Incorporating aspects of queer space, Lyle’s multidimensional collage of desert photography, prints, drawings, makeshift structures and video projections create a fluid backdrop for discovery. The installation inverts interior and exterior, man-made and biological structures, to contemplate the impression humans leave on their surrounding environments. Because architecture often determines how people move through space, it can become a power structure, dictating who is allowed in certain spaces or separating people in others.

“I want to break the walls apart, and I want to create a space where things can shift; identity and sense of self can be expansive instead of trapped,” Lyle said. “I think that’s a kind of queer idea of space. I’m hoping that the space allows whoever comes in to have the power to let that space be theirs.”

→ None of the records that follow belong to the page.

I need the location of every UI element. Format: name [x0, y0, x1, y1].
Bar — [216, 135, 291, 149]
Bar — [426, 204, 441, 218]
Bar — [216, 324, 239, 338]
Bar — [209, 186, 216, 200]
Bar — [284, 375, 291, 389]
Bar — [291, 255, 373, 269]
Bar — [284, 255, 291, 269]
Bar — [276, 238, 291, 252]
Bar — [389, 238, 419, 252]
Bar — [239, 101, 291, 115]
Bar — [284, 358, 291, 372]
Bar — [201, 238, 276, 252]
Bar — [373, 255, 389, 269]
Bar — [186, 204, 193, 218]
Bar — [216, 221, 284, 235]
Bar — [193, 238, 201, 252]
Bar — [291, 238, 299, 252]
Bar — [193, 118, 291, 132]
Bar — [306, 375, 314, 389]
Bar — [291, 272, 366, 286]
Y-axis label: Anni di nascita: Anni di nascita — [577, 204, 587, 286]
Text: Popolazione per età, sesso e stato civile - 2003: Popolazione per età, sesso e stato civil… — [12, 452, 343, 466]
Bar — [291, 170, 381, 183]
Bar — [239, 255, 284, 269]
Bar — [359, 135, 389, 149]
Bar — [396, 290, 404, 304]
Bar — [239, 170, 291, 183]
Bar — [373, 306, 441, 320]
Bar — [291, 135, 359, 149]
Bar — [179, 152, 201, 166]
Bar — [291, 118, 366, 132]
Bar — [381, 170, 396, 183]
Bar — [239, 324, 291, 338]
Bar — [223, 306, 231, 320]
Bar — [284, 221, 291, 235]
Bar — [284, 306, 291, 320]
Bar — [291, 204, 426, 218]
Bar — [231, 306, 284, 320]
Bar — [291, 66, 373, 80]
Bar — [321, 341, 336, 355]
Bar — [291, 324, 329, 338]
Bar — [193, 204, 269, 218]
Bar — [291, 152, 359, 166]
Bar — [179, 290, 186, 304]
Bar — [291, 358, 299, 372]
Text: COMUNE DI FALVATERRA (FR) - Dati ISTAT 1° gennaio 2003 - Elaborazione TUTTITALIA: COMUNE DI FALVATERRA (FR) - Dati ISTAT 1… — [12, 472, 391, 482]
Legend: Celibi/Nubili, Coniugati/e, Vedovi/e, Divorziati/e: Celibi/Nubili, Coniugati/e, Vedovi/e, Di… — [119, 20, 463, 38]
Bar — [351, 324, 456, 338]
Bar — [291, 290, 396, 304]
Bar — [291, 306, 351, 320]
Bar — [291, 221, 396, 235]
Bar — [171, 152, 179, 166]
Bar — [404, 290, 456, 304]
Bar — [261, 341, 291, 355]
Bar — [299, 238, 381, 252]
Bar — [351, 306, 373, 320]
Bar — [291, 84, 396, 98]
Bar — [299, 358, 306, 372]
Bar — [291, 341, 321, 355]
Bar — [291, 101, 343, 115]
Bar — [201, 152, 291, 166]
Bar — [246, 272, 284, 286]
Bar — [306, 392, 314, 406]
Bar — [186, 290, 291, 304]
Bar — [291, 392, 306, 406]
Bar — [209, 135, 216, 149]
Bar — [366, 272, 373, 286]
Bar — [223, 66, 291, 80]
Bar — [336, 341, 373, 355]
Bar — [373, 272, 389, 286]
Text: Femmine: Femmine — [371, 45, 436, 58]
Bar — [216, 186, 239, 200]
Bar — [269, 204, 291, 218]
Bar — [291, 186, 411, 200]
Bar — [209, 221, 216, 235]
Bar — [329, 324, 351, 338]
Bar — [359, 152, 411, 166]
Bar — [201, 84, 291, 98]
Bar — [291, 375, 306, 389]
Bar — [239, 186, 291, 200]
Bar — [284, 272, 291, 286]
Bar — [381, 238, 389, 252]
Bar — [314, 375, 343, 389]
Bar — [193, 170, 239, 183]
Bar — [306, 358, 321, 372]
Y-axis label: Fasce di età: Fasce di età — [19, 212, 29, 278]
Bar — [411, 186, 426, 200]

O’Connell noted that Lyle’s site-specific installation for SMoCA will use makeshift walls with varying cut-outs to disrupt preconceived notions of how a wall, window or space, in general, should function. Additionally, Lyle’s artworks of fragmented desert scenes will metaphorically open portals to nature, suggesting a symbiosis of interior and exterior.

“The disruptions and portals are meant to slow down viewers as they navigate the space with the hope that they might linger, transcending the physical space of the gallery toward generative introspection and self-discovery,” O’Connell said.

Lyle’s artistic practice was informed by her upbringing in a family of educators. Her mother was a biologist, and her father was an architect, landscape architect and ecologist.

Though her father’s vocation often focused on solving problems, he taught her that art has value and meaning in and of itself. And it was Lyle’s father who first taught her to draw and use a camera while exploring nature.

“I grew up in Pasadena, outside of Los Angeles, and my parents loved the desert,” Lyle said. “As a kid, though, I just hated it. It was hot and dry and felt hostile. I didn’t know what to do with myself. But as an adult, I have come to love the desert. My partner, who is from Minnesota, reintroduced me to the desert through her love for it, and it’s like a new world.”